PhD Project 26

Brains, machines & language: Using machine learning to learn about language processing in the brain


PIs: Jelle Zuidema (Tenure Track), Marcel van Gerven (BQ1), and R. Fernandez (BQ1)
PhD-candidate: Samira Abnar
Start date: April 01, 2017

(last update 2019-07-01)

Research Content

The key question in this PhD project is how vector representations should be adapted to make them encode the combinatorial properties of words. What should the vector representation be for function words (prepositions, determiners, pronouns, quantifiers, conjunctions)? How can vectors encode that words occur in certain contexts but not in others? How can vector representations be used to encode the difference between transitive and intransitive verbs? To answer these questions, inspiration is taken from syntactic and semantic theory and from computational (psycho)linguistics, and modern machine learning techniques are used to discover vector representations and composition functions that encode the required information.

Highlight

Experiential, Distributional and Dependency-based Word Embeddings have Complementary Roles in Decoding Brain Activity
Team members: Abnar and Zuidema

In this project it was studied how well a range of methods to create word vectors (a.k.a. word embeddings, or distributional semantics of words) allow us to predict and decode brain activity, using the Mitchell et al. 2008 dataset.
The project brings together expertise from corpus linguistics, machine learning and neuroimaging, to address a key question of BQ1: bridging behavioural and neural levels of description of word meaning.
The approach tries to use semantic regularities (modelled using the best word embedding model: dependency based Word2Vec) and brain images obtained for some words to make predictions about the remaining words. E.g., knowing the brain activation associated with hand, arm and foot, can we predict the activation associated with leg, given a semantic model that relates hand-arm-foot-leg?

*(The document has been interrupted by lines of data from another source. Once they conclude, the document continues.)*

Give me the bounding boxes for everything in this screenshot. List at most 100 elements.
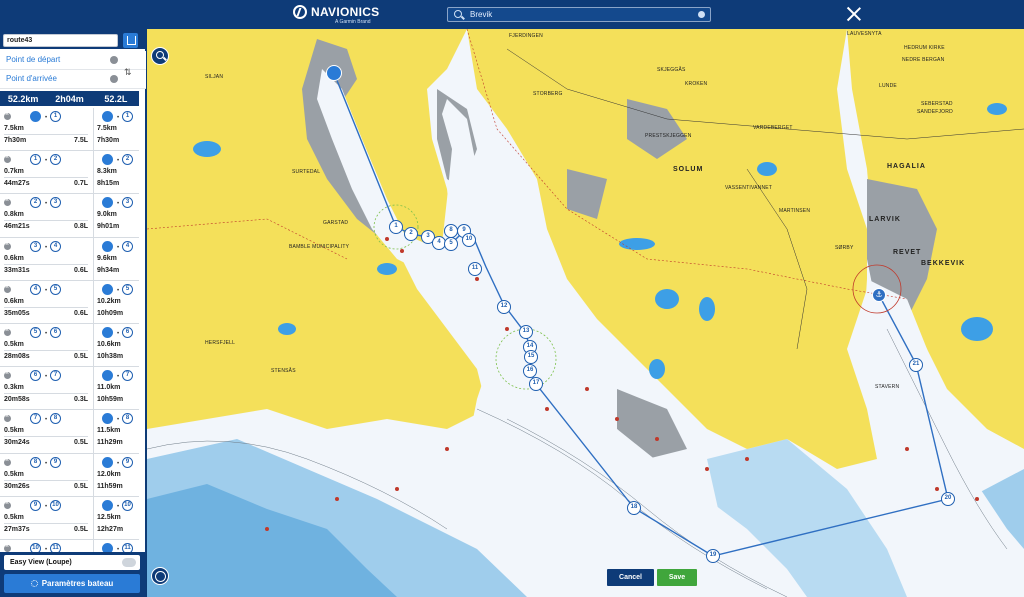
leg-row[interactable]: 7•80.5km30m24s0.5L•811.5km11h29m (0, 410, 139, 454)
leg-arrow: • (45, 417, 48, 424)
anchor-icon[interactable]: ⚓ (872, 288, 886, 302)
route-waypoint[interactable]: 19 (706, 549, 720, 563)
cumulative-time: 11h59m (97, 482, 123, 490)
map-label: SOLUM (673, 166, 704, 173)
route-waypoint[interactable]: 15 (524, 350, 538, 364)
cumulative-time: 10h38m (97, 352, 124, 360)
easy-view-label: Easy View (Loupe) (10, 559, 72, 566)
search-input[interactable] (470, 8, 690, 21)
route-waypoint[interactable]: 16 (523, 364, 537, 378)
route-waypoint[interactable]: 2 (404, 227, 418, 241)
remove-leg-icon[interactable] (4, 197, 11, 207)
leg-fuel: 0.6L (74, 309, 89, 317)
cumulative-arrow: • (117, 417, 120, 424)
close-icon[interactable] (846, 6, 862, 22)
route-waypoint[interactable]: 10 (462, 233, 476, 247)
cumulative-arrow: • (117, 330, 120, 337)
nautical-chart-map[interactable]: FJERDINGEN LAUVESNYTA HEDRUM KIRKE NEDRE… (147, 29, 1024, 597)
zoom-icon[interactable] (151, 47, 169, 65)
remove-leg-icon[interactable] (4, 241, 11, 250)
clear-search-icon[interactable] (698, 11, 705, 18)
leg-row[interactable]: 6•70.3km20m58s0.3L•711.0km10h59m (0, 367, 139, 411)
leg-list: •17.5km7h30m7.5L•17.5km7h30m1•20.7km44m2… (0, 108, 139, 578)
leg-fuel: 0.5L (74, 525, 89, 533)
remove-leg-icon[interactable] (4, 154, 11, 164)
route-waypoint[interactable]: 18 (627, 501, 641, 515)
navionics-logo-icon (293, 5, 307, 19)
brand-subtitle: A Garmin Brand (335, 19, 371, 25)
share-icon[interactable] (123, 33, 138, 48)
leg-row[interactable]: •17.5km7h30m7.5L•17.5km7h30m (0, 108, 139, 152)
cumulative-arrow: • (117, 287, 120, 294)
route-waypoint[interactable]: 5 (444, 237, 458, 251)
route-waypoint[interactable]: 20 (941, 492, 955, 506)
map-label: STAVERN (875, 384, 900, 390)
cancel-button[interactable]: Cancel (607, 569, 654, 586)
leg-fuel: 0.5L (74, 352, 89, 360)
easy-view-row[interactable]: Easy View (Loupe) (4, 555, 140, 570)
swap-icon[interactable]: ⇅ (124, 67, 132, 79)
cumulative-arrow: • (117, 503, 120, 510)
route-waypoint[interactable]: 12 (497, 300, 511, 314)
cumulative-distance: 10.6km (97, 340, 121, 348)
leg-row[interactable]: 4•50.6km35m05s0.6L•510.2km10h09m (0, 280, 139, 324)
map-label: SØRBY (835, 245, 854, 251)
leg-row[interactable]: 5•60.5km28m08s0.5L•610.6km10h38m (0, 323, 139, 368)
clear-end-icon[interactable] (110, 75, 118, 83)
leg-row[interactable]: 9•100.5km27m37s0.5L•1012.5km12h27m (0, 496, 139, 540)
leg-distance: 0.5km (4, 513, 24, 521)
waypoint-to: 2 (50, 154, 61, 166)
navionics-logo[interactable]: NAVIONICS A Garmin Brand (293, 5, 379, 25)
route-waypoint[interactable]: 13 (519, 325, 533, 339)
remove-leg-icon[interactable] (4, 284, 11, 293)
cumulative-start (102, 456, 113, 468)
waypoint-from: 8 (30, 456, 41, 468)
boat-settings-button[interactable]: Paramètres bateau (4, 574, 140, 593)
search-box[interactable] (447, 7, 711, 22)
cumulative-time: 11h29m (97, 439, 123, 447)
layers-icon[interactable] (151, 567, 169, 585)
leg-fuel: 7.5L (74, 137, 89, 144)
leg-time: 33m31s (4, 266, 30, 274)
remove-leg-icon[interactable] (4, 457, 11, 466)
remove-leg-icon[interactable] (4, 500, 11, 509)
remove-leg-icon[interactable] (4, 327, 11, 336)
leg-time: 30m26s (4, 482, 30, 490)
gear-icon (30, 580, 38, 587)
leg-row[interactable]: 3•40.6km33m31s0.6L•49.6km9h34m (0, 237, 139, 281)
map-label: VARDEBERGET (753, 125, 793, 131)
leg-distance: 7.5km (4, 125, 24, 132)
route-start-marker[interactable] (326, 65, 342, 81)
waypoint-to: 5 (50, 283, 61, 295)
route-waypoint[interactable]: 21 (909, 358, 923, 372)
leg-row[interactable]: 2•30.8km46m21s0.8L•39.0km9h01m (0, 194, 139, 238)
total-distance: 52.2km (7, 93, 39, 104)
route-waypoint[interactable]: 1 (389, 220, 403, 234)
waypoint-to: 10 (50, 499, 61, 511)
remove-leg-icon[interactable] (4, 543, 11, 552)
leg-row[interactable]: 1•20.7km44m27s0.7L•28.3km8h15m (0, 151, 139, 195)
waypoint-to: 9 (50, 456, 61, 468)
remove-leg-icon[interactable] (4, 370, 11, 380)
waypoint-to: 8 (50, 413, 61, 425)
map-label: PRESTSKJEGGEN (645, 133, 692, 139)
leg-divider (4, 306, 88, 308)
cumulative-column: • 4 9.6km 9h34m (93, 237, 139, 281)
remove-leg-icon[interactable] (4, 413, 11, 423)
route-name-input[interactable]: route43 (3, 34, 118, 47)
sidebar-footer: Easy View (Loupe) Paramètres bateau (0, 552, 146, 597)
save-button[interactable]: Save (657, 569, 697, 586)
waypoint-from: 3 (30, 240, 41, 252)
easy-view-toggle[interactable] (122, 558, 136, 567)
route-waypoint[interactable]: 11 (468, 262, 482, 276)
waypoint-to: 3 (50, 197, 61, 209)
route-waypoint[interactable]: 8 (444, 224, 458, 238)
route-waypoint[interactable]: 17 (529, 377, 543, 391)
leg-row[interactable]: 8•90.5km30m26s0.5L•912.0km11h59m (0, 453, 139, 497)
cumulative-arrow: • (117, 115, 120, 121)
cumulative-start (102, 499, 113, 511)
clear-start-icon[interactable] (110, 56, 118, 64)
remove-leg-icon[interactable] (4, 111, 11, 120)
leg-divider (4, 479, 88, 481)
cumulative-start (102, 370, 113, 382)
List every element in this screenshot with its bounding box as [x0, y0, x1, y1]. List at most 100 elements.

It is found that so called experiential word embedding models have quite a different error profile than distributional and syntax-based embedding models in the prediction/decoding task.

Brain activations associated with concrete nouns. Data: Mitchell et al. 2008
Accuracies under the different word embedding models

Progress 2018

This project has made a flying start by first replicating, with some modifications, the foundational Mitchell et al. (2008) study that shows that neural activation associated with concrete nouns can be predicted reasonably well from a model that uses co-occurrence counts of these nouns with 25 hand-picked verbs in a large corpus. It was shown that existing results can be improved by using modern word embeddings, such a GloVe and dependency-based Word2Vec. Interesting differences are shown in the errors that different word embedding methods make. This is an important baseline for follow-up studies, as well as a stepping stone for developing similar techniques for other categories of words and for words in context.
A similar pipeline was applied to cases where different types of words are presented in a more naturalistic context, e.g. a story reading task. Thus, the relation was studied between different word embeddings (obtained from different models) with brain activity patterns of people during the story reading task.  The word embeddings used in this work are so-called 'contextualised' word embeddings, which are obtained from the internal states of various neural models, trained with different objectives. This setup is used both for predictive modelling (where linear models are trained to transform word vectors into brain vectors or vice versa) and for representational similarity analysis (to measure the structural similarity of the word embedding spaces with each other and with the brain representations). The models and findings are described in two manuscripts: one in preparation and the other under review for NAACL'19.